Lithium-ion batteries have led the mobile digital revolution, not to mention the electric vehicle boom, but they’re just more dead weight without proper recycling. Giving them productive life after death has been an ongoing research concern, especially for the burgeoning electric vehicle market, and the data is looking up.
Norman Mineta‘s National Transit Research Consortium (MNTRA) teamed up with Michigan’s Department of Transportation and Sybesma Electronics to crunch that data and found lithium-ion batteries to be “an efficient energy storage mechanism” whose “use in vehicles is increasing to support electrification to meet increasing average mileage and decreasing greenhouse gas emission standards.” Their joint report — Remanufacturing, Repurposing, and Recycling of Post-Vehicle-Application Use of Lithium-Ion Batteries ( — uses a bit more jargon than recycling, but its overall point is rather clear.
“Remanufacturing is profitable,” it concluded, but not in isolation.
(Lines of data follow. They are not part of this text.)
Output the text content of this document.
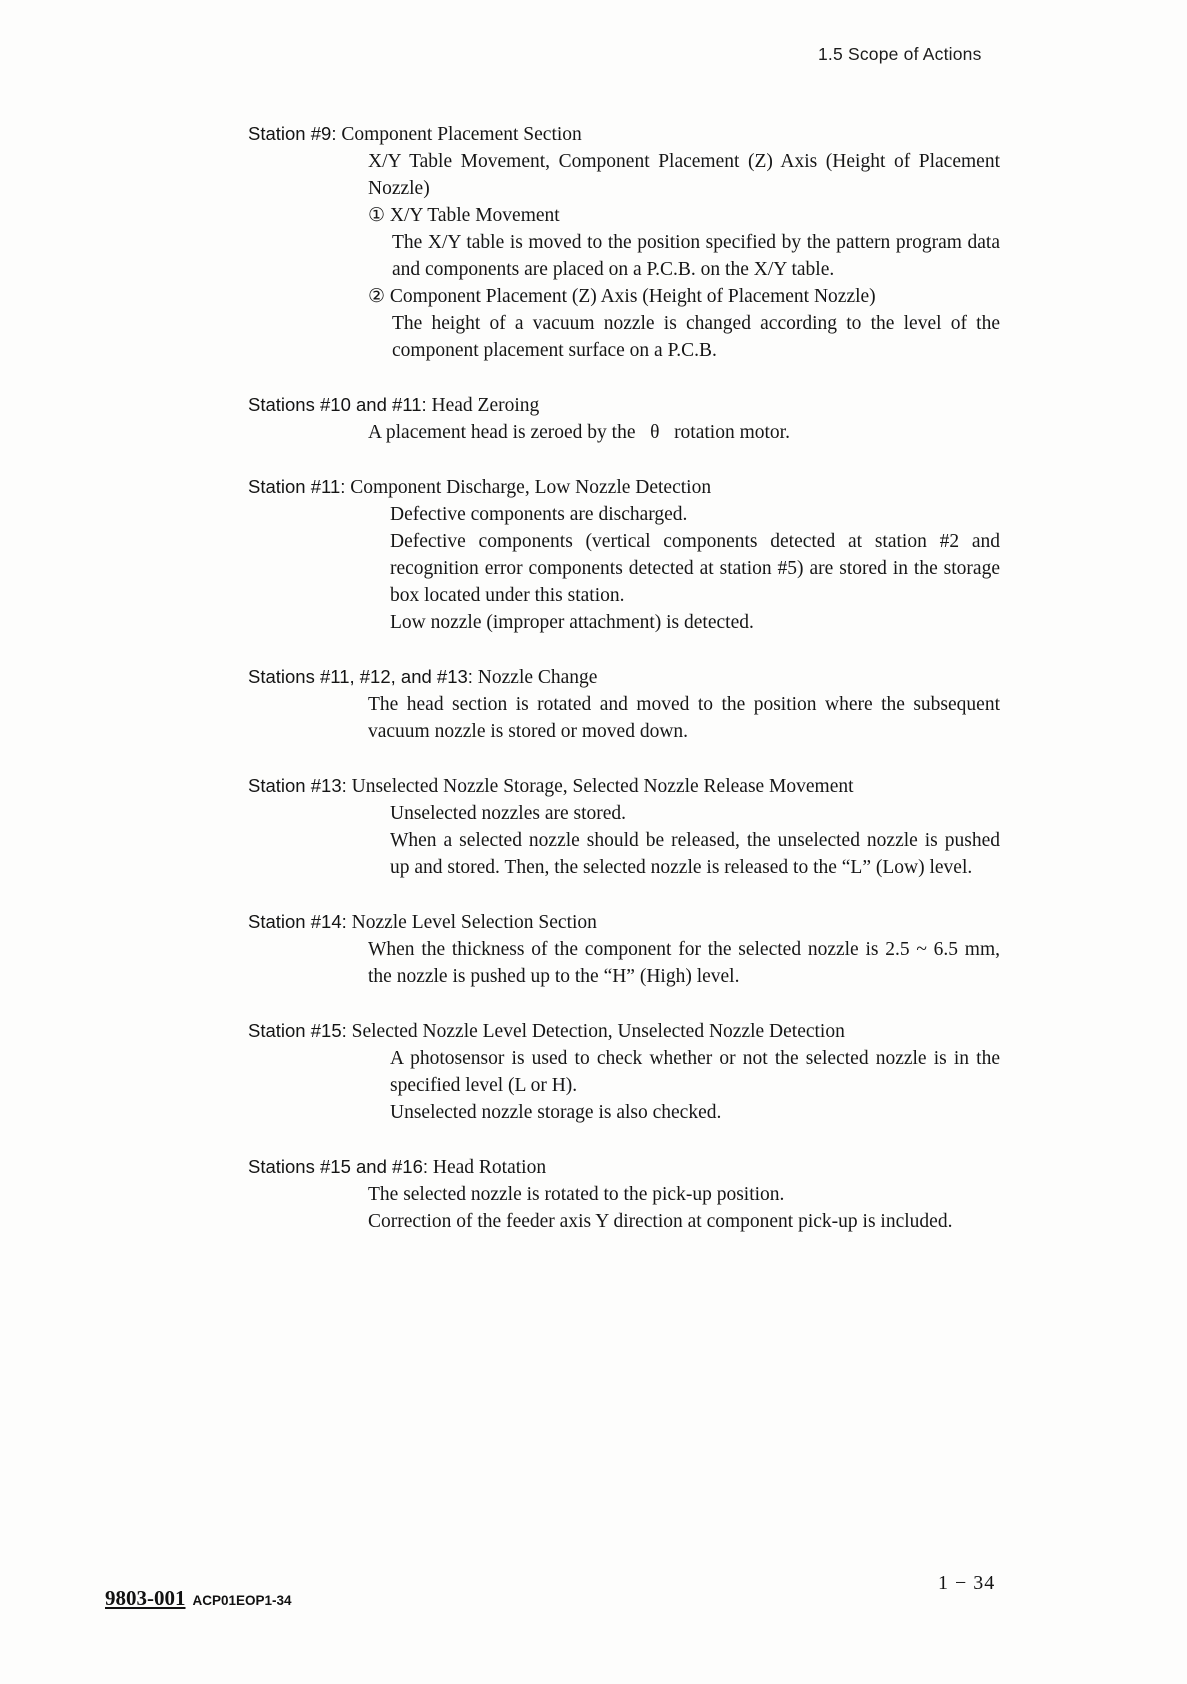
1.5 Scope of Actions
Station #9: Component Placement Section

X/Y Table Movement, Component Placement (Z) Axis (Height of Placement Nozzle)

① X/Y Table Movement

The X/Y table is moved to the position specified by the pattern program data and components are placed on a P.C.B. on the X/Y table.

② Component Placement (Z) Axis (Height of Placement Nozzle)

The height of a vacuum nozzle is changed according to the level of the component placement surface on a P.C.B.

Stations #10 and #11: Head Zeroing

A placement head is zeroed by the  θ  rotation motor.

Station #11: Component Discharge, Low Nozzle Detection

Defective components are discharged.

Defective components (vertical components detected at station #2 and recognition error components detected at station #5) are stored in the storage box located under this station.

Low nozzle (improper attachment) is detected.

Stations #11, #12, and #13: Nozzle Change

The head section is rotated and moved to the position where the subsequent vacuum nozzle is stored or moved down.

Station #13: Unselected Nozzle Storage, Selected Nozzle Release Movement

Unselected nozzles are stored.

When a selected nozzle should be released, the unselected nozzle is pushed up and stored. Then, the selected nozzle is released to the “L” (Low) level.

Station #14: Nozzle Level Selection Section

When the thickness of the component for the selected nozzle is 2.5 ~ 6.5 mm, the nozzle is pushed up to the “H” (High) level.

Station #15: Selected Nozzle Level Detection, Unselected Nozzle Detection

A photosensor is used to check whether or not the selected nozzle is in the specified level (L or H).

Unselected nozzle storage is also checked.

Stations #15 and #16: Head Rotation

The selected nozzle is rotated to the pick-up position.

Correction of the feeder axis Y direction at component pick-up is included.

9803-001 ACP01EOP1-34
1 − 34
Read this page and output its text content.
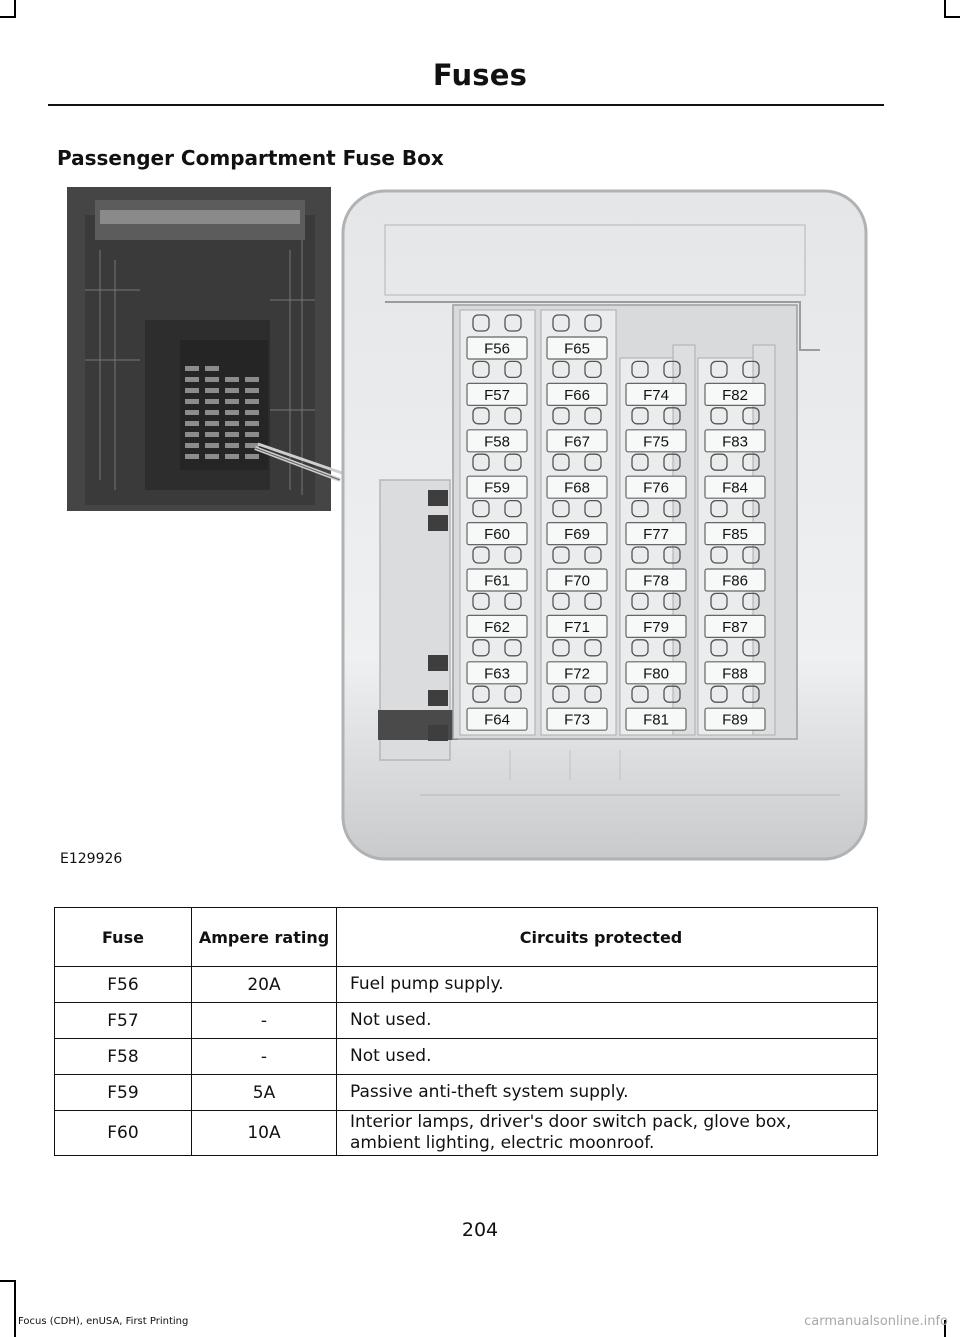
Fuses
Passenger Compartment Fuse Box
F56
F57
F58
F59
F60
F61
F62
F63
F64
F65
F66
F67
F68
F69
F70
F71
F72
F73
F74
F75
F76
F77
F78
F79
F80
F81
F82
F83
F84
F85
F86
F87
F88
F89
E129926
Fuse	Ampere rating	Circuits protected
F56	20A	Fuel pump supply.
F57	-	Not used.
F58	-	Not used.
F59	5A	Passive anti-theft system supply.
F60	10A	Interior lamps, driver's door switch pack, glove box, ambient lighting, electric moonroof.
204
Focus (CDH), enUSA, First Printing	carmanualsonline.info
“The use of repurposed post-vehicle-application lithium-ion batteries has the potential to reduce the cost of a stationary energy storage system by up to 75 percent, versus the use of new lithium-ion batteries,” the report’s lead author and MNTRA director Charles Standridge told Solar Energy. Standridge is also the assistant dean of Grand Valley State University’s college of engineering, another Michigan entity in search of lasting transportation alternatives.
“This makes the use of such systems affordable to many more users such as homeowners, local utilities for grid scale applications, and businesses for local energy storage,” he added. “Such systems support the gathering of electricity at off-peak rates and using renewable sources, as well as a providing a buffer against power outages.”
While the lithium-ion applications are indeed widening — and many see the rise of home solar storage systems as key to continuing the solar revolution, the inflated concern over costs are narrowing. It’s getting cheaper to manufacture and remanufacture batteries and their disassembled component materials, the report explained, and “repurposing is profitable if the development cost is no more than $83/kWh to $114/kWh, depending on research and development expenses.” Of course, the costs of research and development can (and should) be borne by us all, including the aforementioned public and private entities researching future infrastructure, as well as often distracted consumers unable to look past their trash. Especially if we are all really serious about what the report loftily calls our shared “principles of environmentalism and sustainability.”
You’ve got to pay to play, now more than ever.
On that note, our dollars and options are stretching when it comes to putting lithium-ion batteries back in business. Especially in our slowly electrifying fleet, which can find uses for once-dead energy storage in a variety of vehicles. “Post-vehicle-application batteries can be remanufactured for continued use in on-road vehicles, or off-road vehicles such as golf carts,” Standridge told SolarEnergy.
Of course, we’ll likely get much better putters soon, as lithium-ion innovations take off. A recent Department of Energy laboratory doubled lithium-ion battery capacity by adding a nanostructure silicon sponge.
Stay patient for the electric jetpack.